Thursday, March 12, 2026

Monday, January 9, 2023

 Monday, January 9, 2023

  I woke up feeling sad. I finally figured out what I could do about that. I use Vipassana to help myself, and I teach it to others. It is surprisingly effective. I often sit with my hatred of some feeling I don't like, dealing with aversion. But Buddhism teaches that craving is as much of a problem. Through S.N. Goenka, I learned that aversion was as much an issue as craving. They both indicate a feeling of dissatisfaction. Things happen that we don't want, and something we do want doesn't happen. I turned my attention to craving.

     I released anything negative about a craving for recognition for my work. It's easy to learn and teach, and often not just effective, but surprisingly so. It is painful that something so simple and cheap doesn't get into the schools. If a few teachers tried it and found it effective, they'd pass it on to other teachers. My work would be done. But this is not in the cards. And I am incapable of energetically pursuing that end. Why would I expect the work to be known if I'm unwilling to put myself out there in full force? I released anything negative about this craving and kept anything positive or anything I still needed. Nice!

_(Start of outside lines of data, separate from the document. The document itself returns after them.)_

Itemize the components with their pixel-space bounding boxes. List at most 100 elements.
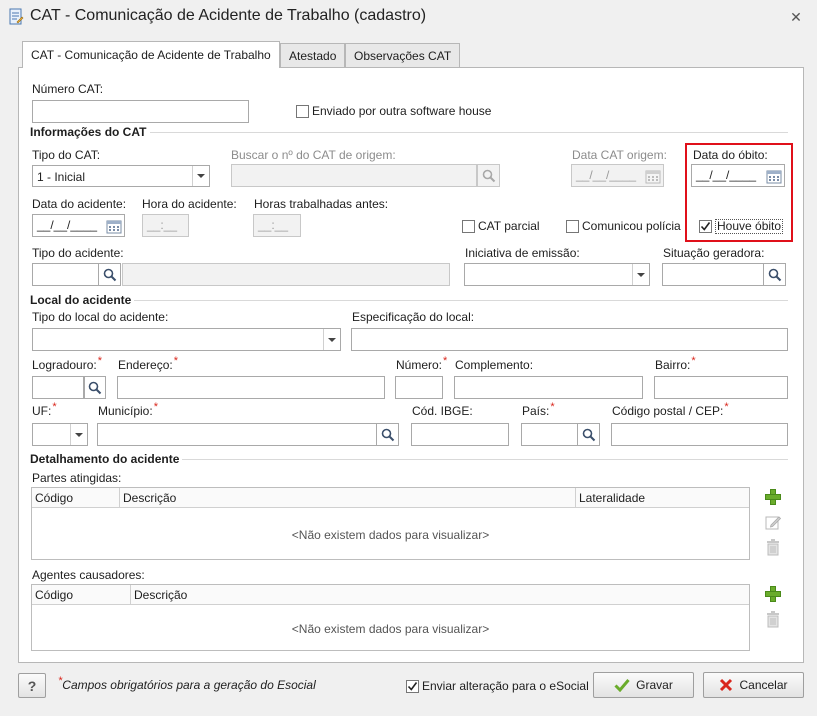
municipio-input[interactable] [97,423,377,446]
grid-column-header[interactable]: Código [35,588,73,602]
uf-select[interactable] [32,423,88,446]
tipo-acidente-search-button[interactable] [98,263,121,286]
houve-obito-label: Houve óbito [715,219,784,234]
agentes-causadores-grid[interactable]: Código Descrição <Não existem dados para… [31,584,750,651]
situacao-geradora-label: Situação geradora: [663,246,765,260]
situacao-geradora-search-button[interactable] [763,263,786,286]
tipo-acidente-description [122,263,450,286]
houve-obito-checkbox[interactable] [699,220,712,233]
search-icon [482,169,495,182]
horas-trabalhadas-input[interactable]: __:__ [253,214,301,237]
tipo-acidente-label: Tipo do acidente: [32,246,124,260]
section-info-cat: Informações do CAT [30,125,147,139]
bairro-label: Bairro:* [655,355,696,372]
buscar-origem-search-button[interactable] [477,164,500,187]
cat-parcial-label: CAT parcial [478,219,540,233]
codigo-postal-label: Código postal / CEP:* [612,401,729,418]
numero-cat-input[interactable] [32,100,249,123]
data-acidente-input[interactable]: __/__/____ [32,214,125,237]
tipo-cat-label: Tipo do CAT: [32,148,101,162]
cod-ibge-input[interactable] [411,423,509,446]
uf-label: UF:* [32,401,57,418]
endereco-label: Endereço:* [118,355,178,372]
calendar-icon[interactable] [645,169,661,184]
delete-agente-button[interactable] [762,609,784,629]
chevron-down-icon[interactable] [192,166,209,186]
enviado-software-house-label: Enviado por outra software house [312,104,492,118]
calendar-icon[interactable] [766,169,782,184]
tab-observacoes[interactable]: Observações CAT [345,43,461,68]
especificacao-local-label: Especificação do local: [352,310,475,324]
edit-parte-button[interactable] [762,512,784,532]
grid-header: Código Descrição [32,585,749,605]
numero-input[interactable] [395,376,443,399]
logradouro-input[interactable] [32,376,84,399]
gravar-label: Gravar [636,678,673,692]
iniciativa-emissao-select[interactable] [464,263,650,286]
enviar-esocial-checkbox[interactable] [406,680,419,693]
especificacao-local-input[interactable] [351,328,788,351]
endereco-input[interactable] [117,376,385,399]
add-parte-button[interactable] [762,487,784,507]
section-local-acidente: Local do acidente [30,293,132,307]
pais-input[interactable] [521,423,578,446]
form-icon [9,8,24,25]
codigo-postal-input[interactable] [611,423,788,446]
tab-cat[interactable]: CAT - Comunicação de Acidente de Trabalh… [22,41,280,68]
municipio-search-button[interactable] [376,423,399,446]
cat-parcial-checkbox[interactable] [462,220,475,233]
tipo-acidente-code-input[interactable] [32,263,99,286]
gravar-button[interactable]: Gravar [593,672,694,698]
chevron-down-icon[interactable] [323,329,340,350]
complemento-input[interactable] [454,376,643,399]
trash-icon [767,611,779,628]
pais-search-button[interactable] [577,423,600,446]
add-agente-button[interactable] [762,584,784,604]
tab-atestado[interactable]: Atestado [280,43,346,68]
add-icon [765,489,781,505]
partes-atingidas-label: Partes atingidas: [32,471,122,485]
logradouro-search-button[interactable] [84,376,106,399]
iniciativa-emissao-label: Iniciativa de emissão: [465,246,580,260]
trash-icon [767,539,779,556]
chevron-down-icon[interactable] [70,424,87,445]
data-cat-origem-input[interactable]: __/__/____ [571,164,664,187]
tipo-cat-select[interactable]: 1 - Inicial [32,165,210,187]
tipo-local-select[interactable] [32,328,341,351]
hora-acidente-input[interactable]: __:__ [142,214,189,237]
delete-parte-button[interactable] [762,537,784,557]
comunicou-policia-checkbox[interactable] [566,220,579,233]
enviado-software-house-checkbox[interactable] [296,105,309,118]
search-icon [103,268,116,281]
logradouro-label: Logradouro:* [32,355,102,372]
window-title: CAT - Comunicação de Acidente de Trabalh… [30,7,427,24]
partes-atingidas-grid[interactable]: Código Descrição Lateralidade <Não exist… [31,487,750,560]
data-obito-label: Data do óbito: [693,148,768,162]
data-cat-origem-value: __/__/____ [576,168,637,182]
edit-icon [765,516,782,530]
close-icon[interactable]: ✕ [788,9,804,25]
grid-column-header[interactable]: Código [35,491,73,505]
bairro-input[interactable] [654,376,788,399]
hora-acidente-label: Hora do acidente: [142,197,237,211]
cancelar-button[interactable]: Cancelar [703,672,804,698]
data-obito-input[interactable]: __/__/____ [691,164,785,187]
title-bar: CAT - Comunicação de Acidente de Trabalh… [0,0,817,34]
cancel-icon [720,678,733,692]
search-icon [381,428,394,441]
enviar-esocial-label: Enviar alteração para o eSocial [422,679,589,693]
buscar-origem-input[interactable] [231,164,477,187]
check-icon [614,679,630,692]
help-button[interactable]: ? [18,673,46,698]
divider [134,300,788,301]
grid-column-header[interactable]: Descrição [123,491,176,505]
situacao-geradora-input[interactable] [662,263,764,286]
numero-label: Número:* [396,355,448,372]
grid-column-header[interactable]: Lateralidade [579,491,645,505]
section-detalhamento: Detalhamento do acidente [30,452,180,466]
add-icon [765,586,781,602]
chevron-down-icon[interactable] [632,264,649,285]
calendar-icon[interactable] [106,219,122,234]
numero-cat-label: Número CAT: [32,82,104,96]
grid-column-header[interactable]: Descrição [134,588,187,602]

   I had an appointment with Adolescent D at 2 p.m. I gave him a menu of activities to work on. He chose to practice the visual perception exercise. I form the letters slowly on the Zoom whiteboard, and he follows my lead, 'writing' the letters with his fingertip on his desktop. The last time we did this, I used cursive and manuscript letters. He said he wanted print because he didn't use cursive. The purpose of the activity is visual perception, deepening the imprint of the letters in his nervous system for improvement in letter perception. We tried both. He felt the print had a more significant impact. That's what we worked with.   

   Then, we switched to reading passages. He read third-grade material with great accuracy and speed. He started off well. Then he hit a word he had difficulty with. I am trying to remember if he recognized he had misread it or if I told him. Either way, his reading accuracy fell off dramatically after that. It was clearly a psychological response. I worked to help him calm himself. It's clear by now he can read, but he still has to use conscious effort. It doesn't just happen as it does for a good reader. "Just happening" full automaticity is on the horizon now, given all his progress. He went back to reading and made a conscious effort to pay attention to the letters in the words as he read. Wow! He decoded one-word syllable by syllable. He made me a very happy teacher.

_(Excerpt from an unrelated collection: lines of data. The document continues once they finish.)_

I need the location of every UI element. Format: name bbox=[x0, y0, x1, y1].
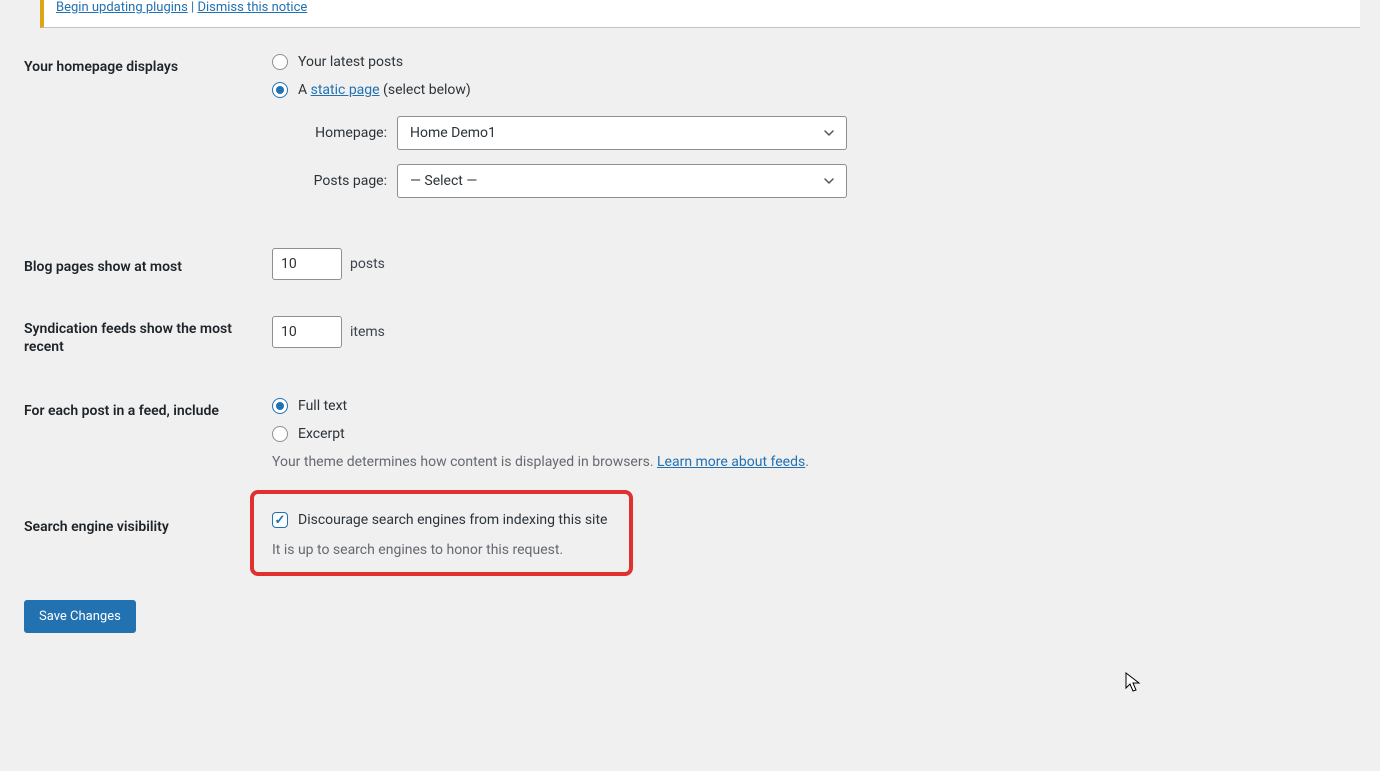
label-homepage-select: Homepage: bbox=[292, 125, 387, 141]
reading-settings-form: Your homepage displays Your latest posts… bbox=[0, 28, 1380, 653]
label-syndication: Syndication feeds show the most recent bbox=[24, 316, 272, 356]
control-blog-pages: 10 posts bbox=[272, 248, 1360, 280]
submit-row: Save Changes bbox=[24, 596, 1360, 633]
radio-icon bbox=[272, 398, 288, 414]
radio-label: Excerpt bbox=[298, 426, 345, 442]
radio-static-page[interactable]: A static page (select below) bbox=[272, 82, 1360, 98]
radio-excerpt[interactable]: Excerpt bbox=[272, 426, 1360, 442]
begin-updating-link[interactable]: Begin updating plugins bbox=[56, 0, 188, 15]
radio-label: Your latest posts bbox=[298, 54, 403, 70]
radio-icon bbox=[272, 426, 288, 442]
row-homepage-select: Homepage: Home Demo1 bbox=[292, 116, 1360, 150]
radio-label: A static page (select below) bbox=[298, 82, 471, 98]
text: (select below) bbox=[380, 82, 471, 98]
syndication-input[interactable]: 10 bbox=[272, 316, 342, 348]
suffix-text: posts bbox=[350, 256, 385, 272]
notice-separator: | bbox=[188, 0, 198, 15]
label-posts-page-select: Posts page: bbox=[292, 173, 387, 189]
suffix-text: items bbox=[350, 324, 385, 340]
chevron-down-icon bbox=[820, 172, 838, 190]
search-visibility-note: It is up to search engines to honor this… bbox=[272, 542, 607, 558]
label-homepage-displays: Your homepage displays bbox=[24, 48, 272, 76]
save-changes-button[interactable]: Save Changes bbox=[24, 600, 136, 633]
select-value: Home Demo1 bbox=[410, 125, 496, 141]
row-syndication: Syndication feeds show the most recent 1… bbox=[24, 316, 1360, 356]
radio-icon bbox=[272, 82, 288, 98]
radio-icon bbox=[272, 54, 288, 70]
feed-description: Your theme determines how content is dis… bbox=[272, 454, 1360, 470]
dismiss-notice-link[interactable]: Dismiss this notice bbox=[197, 0, 307, 15]
text: A bbox=[298, 82, 311, 98]
label-blog-pages: Blog pages show at most bbox=[24, 248, 272, 276]
text: Your theme determines how content is dis… bbox=[272, 454, 657, 470]
checkbox-discourage-indexing[interactable]: Discourage search engines from indexing … bbox=[272, 512, 607, 528]
chevron-down-icon bbox=[820, 124, 838, 142]
control-homepage-displays: Your latest posts A static page (select … bbox=[272, 48, 1360, 208]
select-value: — Select — bbox=[410, 173, 477, 189]
row-posts-page-select: Posts page: — Select — bbox=[292, 164, 1360, 198]
label-search-visibility: Search engine visibility bbox=[24, 496, 272, 536]
row-blog-pages: Blog pages show at most 10 posts bbox=[24, 248, 1360, 280]
cursor-icon bbox=[1125, 672, 1141, 694]
control-syndication: 10 items bbox=[272, 316, 1360, 348]
homepage-select[interactable]: Home Demo1 bbox=[397, 116, 847, 150]
row-feed-include: For each post in a feed, include Full te… bbox=[24, 392, 1360, 470]
highlight-annotation: Discourage search engines from indexing … bbox=[250, 490, 633, 576]
learn-feeds-link[interactable]: Learn more about feeds bbox=[657, 454, 805, 470]
control-search-visibility: Discourage search engines from indexing … bbox=[272, 496, 1360, 576]
row-homepage-displays: Your homepage displays Your latest posts… bbox=[24, 48, 1360, 208]
control-feed-include: Full text Excerpt Your theme determines … bbox=[272, 392, 1360, 470]
label-feed-include: For each post in a feed, include bbox=[24, 392, 272, 420]
radio-full-text[interactable]: Full text bbox=[272, 398, 1360, 414]
radio-latest-posts[interactable]: Your latest posts bbox=[272, 54, 1360, 70]
row-search-visibility: Search engine visibility Discourage sear… bbox=[24, 496, 1360, 576]
text: . bbox=[805, 454, 809, 470]
update-notice: Begin updating plugins | Dismiss this no… bbox=[40, 0, 1360, 28]
checkbox-icon bbox=[272, 512, 288, 528]
checkbox-label: Discourage search engines from indexing … bbox=[298, 512, 607, 528]
static-page-link[interactable]: static page bbox=[311, 82, 380, 98]
blog-pages-input[interactable]: 10 bbox=[272, 248, 342, 280]
radio-label: Full text bbox=[298, 398, 347, 414]
posts-page-select[interactable]: — Select — bbox=[397, 164, 847, 198]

   His mother told me he bought him a book for Christmas, "Investing for Young Adults." He said he was interested in learning more about it. This is the first time he ever received a book as a gift. The boy is fifteen years old. Before this, it would have been like giving a print book to a blind person. It would have been cruel. His mother was thrilled to see his response. First, he could read the title. Second, he was thrilled to get this book. I proposed we work on it together. He was open to that.

   At four, I had the M & W sisters. I still needed something to work on with sixth-grade W. I needed to know from her or her teacher what she needed help with. I worked with second-grade M on math. She still has trouble keeping the regrouping procedures with addition and subtraction apart. I don't understand why she has this problem. I had tried various approaches, including the "Do what I tell you to do;" method used when I was in school. I used expanded notation and laid the problem out with realia. Nothing gets in. Given 72+ 88=, she will add the tens column up first. She will write the 5 in the tens column and the 1 (from 15) above the one's column. It's not that she can't do expanded notation.

   When I asked her what her teacher did in math today, it was expanded notation. She didn't remember the word for it and wrote out 536= 500+30+6. Perfect!  

   I didn't watch any TV tonight. I couldn't find anything as soul-satisfying as the jazz on HPR. I did some work on the updates. That also felt good.